Jan 17 07:36:39 server sshd[7807]: Failed password for invalid user antica from 210.233.71.110 port 41674 ssh2
Jan 17 13:36:39 server sshd[7808]: Received disconnect from 210.233.71.110: 11: Bye Bye
Jan 17 07:36:40 server sshd[7810]: Invalid user cncp from 210.233.71.110
Jan 17 13:36:40 server sshd[7812]: input_userauth_request: invalid user cncp
Jan 17 07:36:43 server sshd[7810]: Failed password for invalid user cncp from 210.233.71.110 port 41986 ssh2
Jan 17 13:36:43 server sshd[7812]: Received disconnect from 210.233.71.110: 11: Bye Bye
Jan 17 07:36:44 server sshd[7814]: Invalid user contabil from 210.233.71.110
Jan 17 13:36:44 server sshd[7815]: input_userauth_request: invalid user contabil
Jan 17 07:36:47 server sshd[7814]: Failed password for invalid user contabil from 210.233.71.110 port 42297 ssh2
Jan 17 13:36:47 server sshd[7815]: Received disconnect from 210.233.71.110: 11: Bye Bye
Jan 17 13:36:47 server sshd[7820]: Connection closed by 72.26.201.3

Dshield, a collaborative threat reporting service, also detected a rise in SSH attacks as can be seen in the red line spiking from 30,000 to over 100,000.

Security Threat
The security issue here is two fold:

  • Denial of Service to SSH
  • Potentially Compromise of System Password

In several cases, I’ve seen SSH become unresponsive. You get intermittent access. Eventually, you can gain access and then block the offending IP at your firewall or use /etc/hosts.deny. Unfortunately, within a few hours or minutes, another bot is scanning and you have to block more IPs. Trying to manually keep up with this can be tedious, especially if you have dozens or even hundreds of servers to maintain.

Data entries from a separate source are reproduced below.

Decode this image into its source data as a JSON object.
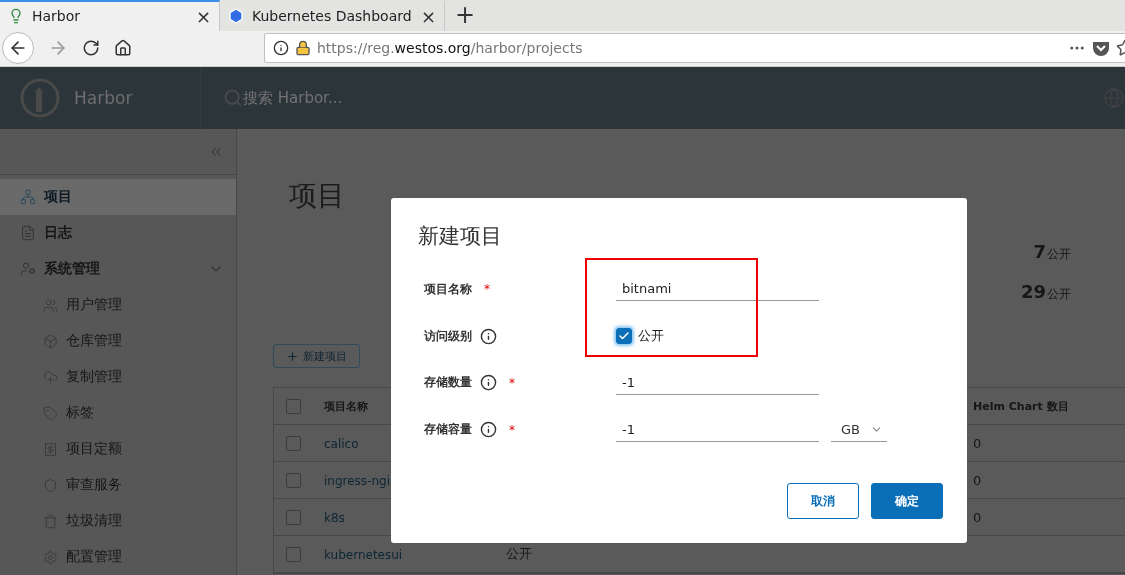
{
  "browser": {
    "tabs": [
      {
        "title": "Harbor",
        "selected": true,
        "close": "×"
      },
      {
        "title": "Kubernetes Dashboard",
        "selected": false,
        "close": "×"
      }
    ],
    "new_tab": "+",
    "url": {
      "prefix": "https://reg.",
      "domain": "westos.org",
      "path": "/harbor/projects"
    }
  },
  "header": {
    "brand": "Harbor",
    "search_placeholder": "搜索 Harbor..."
  },
  "sidebar": {
    "items": [
      {
        "label": "项目",
        "selected": true
      },
      {
        "label": "日志",
        "selected": false
      },
      {
        "label": "系统管理",
        "selected": false,
        "expanded": true,
        "children": [
          {
            "label": "用户管理",
            "selected": false
          },
          {
            "label": "仓库管理",
            "selected": false
          },
          {
            "label": "复制管理",
            "selected": false
          },
          {
            "label": "标签",
            "selected": false
          },
          {
            "label": "项目定额",
            "selected": false
          },
          {
            "label": "审查服务",
            "selected": false
          },
          {
            "label": "垃圾清理",
            "selected": false
          },
          {
            "label": "配置管理",
            "selected": false
          }
        ]
      }
    ]
  },
  "page": {
    "title": "项目",
    "stats": [
      {
        "value": "7",
        "unit": "公开"
      },
      {
        "value": "29",
        "unit": "公开"
      }
    ],
    "new_button": "新建项目",
    "table": {
      "select_all_checked": false,
      "columns": [
        "项目名称",
        "Helm Chart 数目"
      ],
      "rows": [
        {
          "checked": false,
          "name": "calico",
          "helm": "0"
        },
        {
          "checked": false,
          "name": "ingress-ngi",
          "helm": "0"
        },
        {
          "checked": false,
          "name": "k8s",
          "helm": "0"
        },
        {
          "checked": false,
          "name": "kubernetesui",
          "access": "公开"
        }
      ]
    }
  },
  "modal": {
    "title": "新建项目",
    "fields": [
      {
        "kind": "text",
        "label": "项目名称",
        "info": false,
        "required_mark": "*",
        "value": "bitnami"
      },
      {
        "kind": "checkbox",
        "label": "访问级别",
        "info": true,
        "checked": true,
        "option": "公开"
      },
      {
        "kind": "text",
        "label": "存储数量",
        "info": true,
        "required_mark": "*",
        "value": "-1"
      },
      {
        "kind": "unit",
        "label": "存储容量",
        "info": true,
        "required_mark": "*",
        "value": "-1",
        "unit": "GB"
      }
    ],
    "buttons": [
      {
        "label": "取消",
        "primary": false
      },
      {
        "label": "确定",
        "primary": true
      }
    ]
  }
}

The major threat is that there is an account with a poor password on your system. By not blocking these scanners, the chance of them finding this poorly secured account increases the more they are permitted to scan. According to DShield, common accounts like “root”, “test”, and “tomcat” were attacked the most. I’ve also seen admin, webmaster, and similar role-based accounts. If an attacker guesses a password, they now have access to your server.

Prevention
The easiest way to prevent these attacks is to block all access to SSH except to designated IPs. This can be easily managed via a firewall or using /etc/hosts.deny. This is highly effective but is not often practical in a shared hosting or multi-tenant server environment. Some sort of automated system must be used.

Log-based scanners, such as fail2ban and denyhosts, are very popular. In fact, I used to use them on some servers until exploits were discovered. Too many log-based tools fail to properly check log entries. As a result, a clever attacker can spoof connection details and result in IPs getting blocked. If you are using DROP rules in your firewall, the attacker can attempt to guess important IPs, such as your DNS resolvers and cause major issues for your server. Daniel Cid has a great article on how to attack log analysis tools.

So what to do? Currently, I am testing pam_abl. Pam auto blacklist maintains a database of hosts and users with failed logins. The nice thing is that it takes advantage of the pluggable authentication mechanism presence on Linux servers. The system does not rely on logs so it is immune from log based attacks. Thus far, the results are encouraging. I’ve yet to deploy it in a busy multi-user server but we’ve a large shared hosting client that will be testing it first. If tests go well, then we will deploy the tool more widely.